The Associated Press reported that Presidential candidate Hillary Rodham Clinton told University of South Carolina student Democrats that she would create a national academy to train public servants.
"I'm going to be asking a new generation to serve," she said. "I think just like our military academies, we need to give a totally all-paid education to young men and women who will serve their country in a public service position."
If you want to talk about an idea whose time hasn’t come, and never will, this has to be on the top of the list.
Only a Democrat could love it.
As President Reagan said: “Government's view of the economy could be summed up in a few short phrases: If it moves, tax it. If it keeps moving, regulate it. And if it stops moving, subsidize it.”
These are words that would be emblazoned above the entrance to the Hillary Rodham Clinton Public Service Academy.
In the case of creating a national academy to train public servants, President Reagan also had an appropriate remark, which he originally aimed at Congress but which would apply equally well in this circumstance: “Cures were developed for which there were no known diseases.”
To me, the phrase “a totally all-paid education to young men and women who will serve their country in a public service position,” translates to a government funded indoctrination to create a new class, the new ruling class of government bureaucrats. This new government-created class would be untainted by exposure to the environments of big business, small business, entrepreneurial activity, military concerns, or even to the legal profession from whence come a disproportionate number of our current public servants.

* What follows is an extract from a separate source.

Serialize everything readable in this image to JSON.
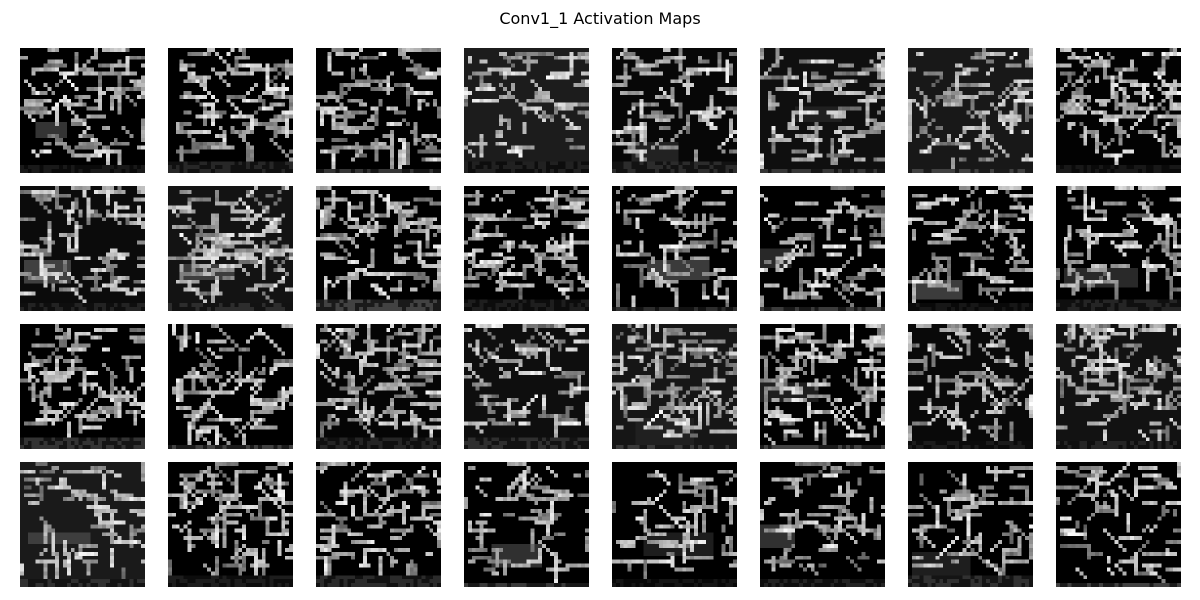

In other words, before teaching them anything about management, the government would teach the members of its new class how government runs everything, and the word “privatize” would be stricken from their vocabulary.
However, as President Reagan reminded us: “We who live in free market societies believe that growth, prosperity and ultimately human fulfillment, are created from the bottom up, not the government down.”
Who would be the members of the new ruling class? Certainly not individuals like Hillary Clinton. Upon graduation from Wellesley, Hillary pursued the big bucks in law at the Rose Law Firm in Arkansas, the oldest law firm west of the Mississippi. When Bill Clinton became governor of Arkansas in 1979, Hillary became the first female partner in the history of the Rose Law Firm.
Since the Hillary Rodham Clintons of the world would not be the primary candidates for Hillary’s public service academy, I wonder who she thinks would?
I envision the prospective student body of the public service academy would be made up of individuals who couldn’t bear the stress and competitiveness of careers in business, medicine, law, and science, or even education. Further, I think they would be antagonistic towards business and the professions, and would be particularly concerned that they enjoyed too much freedom from governmental oversight, control, and regulation.
Why would I think they would be so anti-business? Because that’s already a hallmark of public servants, to be resentful and suspicious of anything that isn’t tightly regulated and controlled by government.
President Reagan noted that: “Government is the people's business and every man, woman and child becomes a shareholder with the first penny of tax paid.”
However, most public servants believe that people and business are not taxed enough, because government entities never feel that their budgets are sufficient.
To that, President Reagan would have remarked: “The size of the federal budget is not an appropriate barometer of social conscience or charitable concern.”
Obviously, Hillary feels differently, and wants to institutionalize public service, just as she disastrously attempted government control of health care during the first year of her husband’s presidency. Fortunately, she blundered so badly that the Democrats lost their forty-year dominance of Congress.
She doesn’t want to take the chance of that ever happening again, hence her desire to indoctrinate a ruling class in a “public service madrasah.”
As she told some of her supporters after her speech, one of the reasons she was running for president was to have universal health care.
As President Reagan would have said, “There you go again.”